19 de março de 2001
O gesto imprevisto

Escultural, a moça - exibida na justa precisão da calça de malha e camiseta. No instante em que a viu, enlouqueceu. Ela estava na fila de emprego de uma lanchonete fast-food que dava voltas em si mesma, cheia de jovens, sob o sol de janeiro. E reinava, senhora de si. "Com altiva humildade ou muito à vontade em sua beleza?", ele mal sabia que pensava, rondando à volta - até achar uma mesa quase defronte a ela em um bar que a fila imóvel tangenciava... Ela de pé era mesmo de se ver. Sem pressa, ele pediu água, pediu café, pediu cinzeiro, pediu caneta e papel, pediu com os olhos, mas nada... E daí? O luxo imperial de contemplá-la, de poder contemplá-la, enquanto o mundo passava absorto e cego aos seus encantos, compensava a falsa indiferença dela.

Beleza embebeda e logo o louco em seu delírio já idealizava gestos monumentais. E, como é na infância que o amor se ancora, são sempre flores o gesto que imagina. Sentia-se livre, poderosamente livre, por conceder-se esse tempo e esse olhar, por estar só ali, sem mais... Como também não tinha a tarde toda e a timidez dele e a indiferença da moça não davam rumo de esperança, foi-se, cortando a cena de romance que a embriaguez engendrava.

***

Passaram-se os séculos que são o dia-a-dia, e eis que ao anoitecer quando ele passa de novo pelo mesma esquina, saído do banho, perfumado e limpo, ela ainda está lá, cansada agora, mas ainda reta e nobre, nova, linda de se ver! E então, movido pelas cores do crepúsculo de verão que viram o céu em veludos, lá se foi ele, repentino e decidido, atrás de flores e um cartão! Coisa difícil àquela hora, quando todas as lojas começavam a fechar...

Mas há sempre um anjo negro vendendo flores nas calçadas e capaz de embrulhos deslumbrantes com papéis que virão talvez do lixo e há amigos que erguem de novo as portas porque reconhecem a urgência de um cartão...

Houve assim as flores - vermelho sangue contrastando com o púrpura do céu salpicado de estrelas - e o cartão - imagem de um anjo dedilhando uma guitarra com um baseado espetado entre as cordas.  No verso, vinha escrita a prosa que engendrara de improviso: "Tudo fala!. Ainda mais as flores. Estas te sussurrarão: o nome dele é Fulano e o telefone é ..... Liga!

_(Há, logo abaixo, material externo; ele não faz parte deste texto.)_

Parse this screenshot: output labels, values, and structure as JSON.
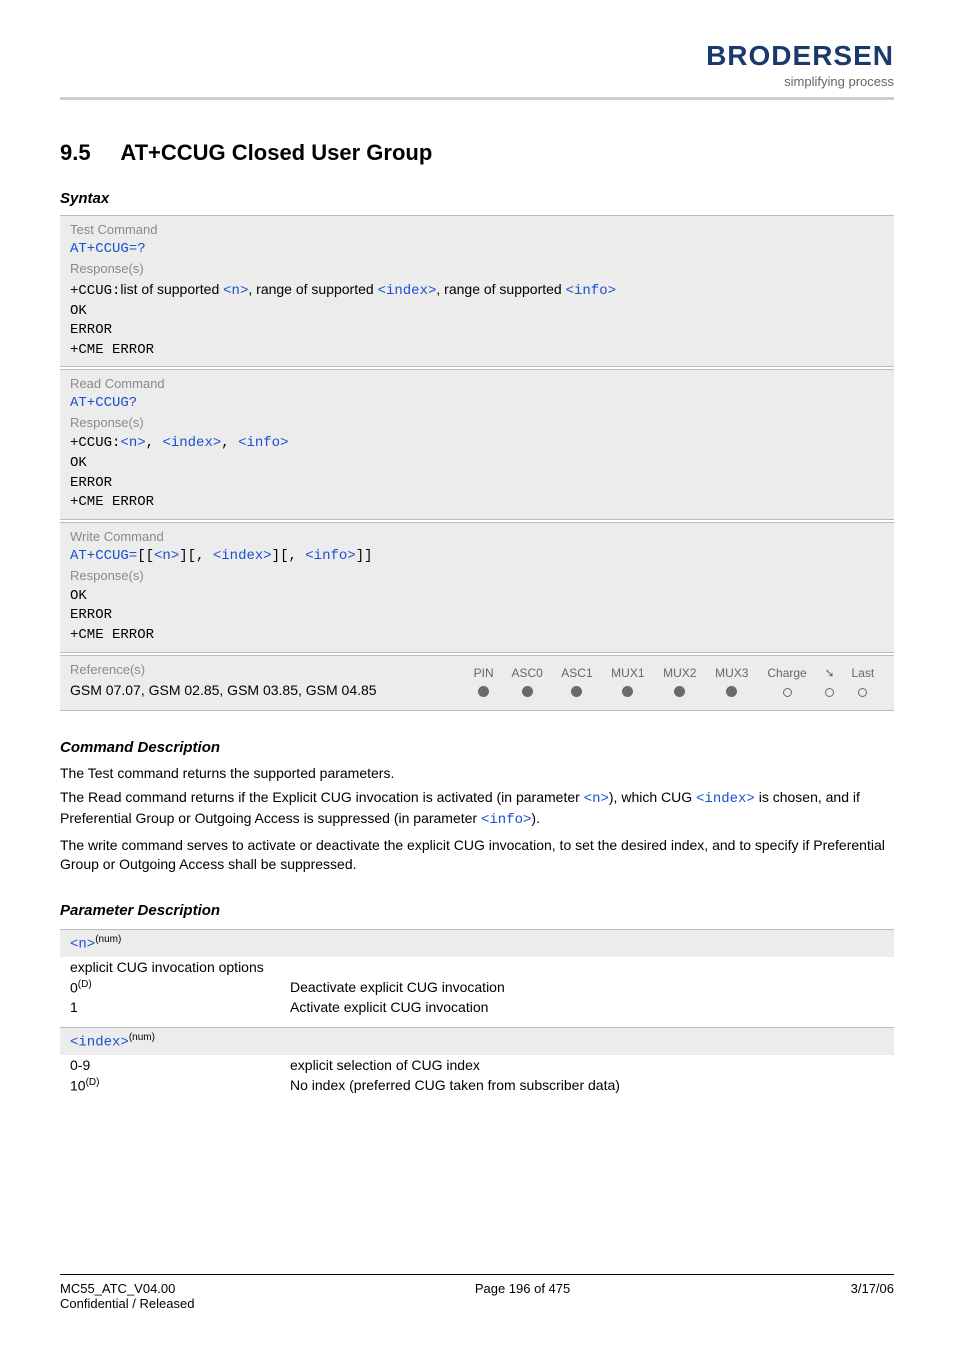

Quem sabe ele não te diz alguma coisa...".

Embaraçado com o gesto que lhe parecia agora insustentável de tão grandioso, coerente com a mensagem do cartão, receoso das possíveis reações de uma multidão de jovens, preocupado com a hora e tão encantado com a moça que só pensava em fugir (reduzido, enfim, à sua humanidade pela idéia que materializava) se poupou de mais palavras e, ao lhe entregar as flores, disse apenas: "Pra te dar sorte..".

Quis tecer no silêncio um sorriso e um olhar que se queriam ternos e fortes, mas de certo sabe apenas que murmurou "tchau", virou-se e foi embora. Quando já atravessava a rua, ouviu o êêê da garotada ao se dar conta das flores, tão discreto ele fora. O segundo êêê já pertencia ao tenebroso terreno do previsível: era o cartão, que eles percebiam com atraso...

Riu, lindo, feliz de si e de presumir feliz a moça, embaraçada de flores. Redimia-se do ridículo que seu sonso realismo apontava: ele fôra o gesto imprevisto, pensava, vaidoso - o gesto imprevisto que rasga como um raio de luz o previsível tenebroso.

Pouco importava que ela não seguisse o conselho das flores. Ficaria o gesto como registro, signo, lembrança de a beleza merecer sempre o imprevisível. E o fato haveria de ser contado feito lenda às gerações seguintes estimulando a galante ousadia de se oferecer flores a desconhecidas.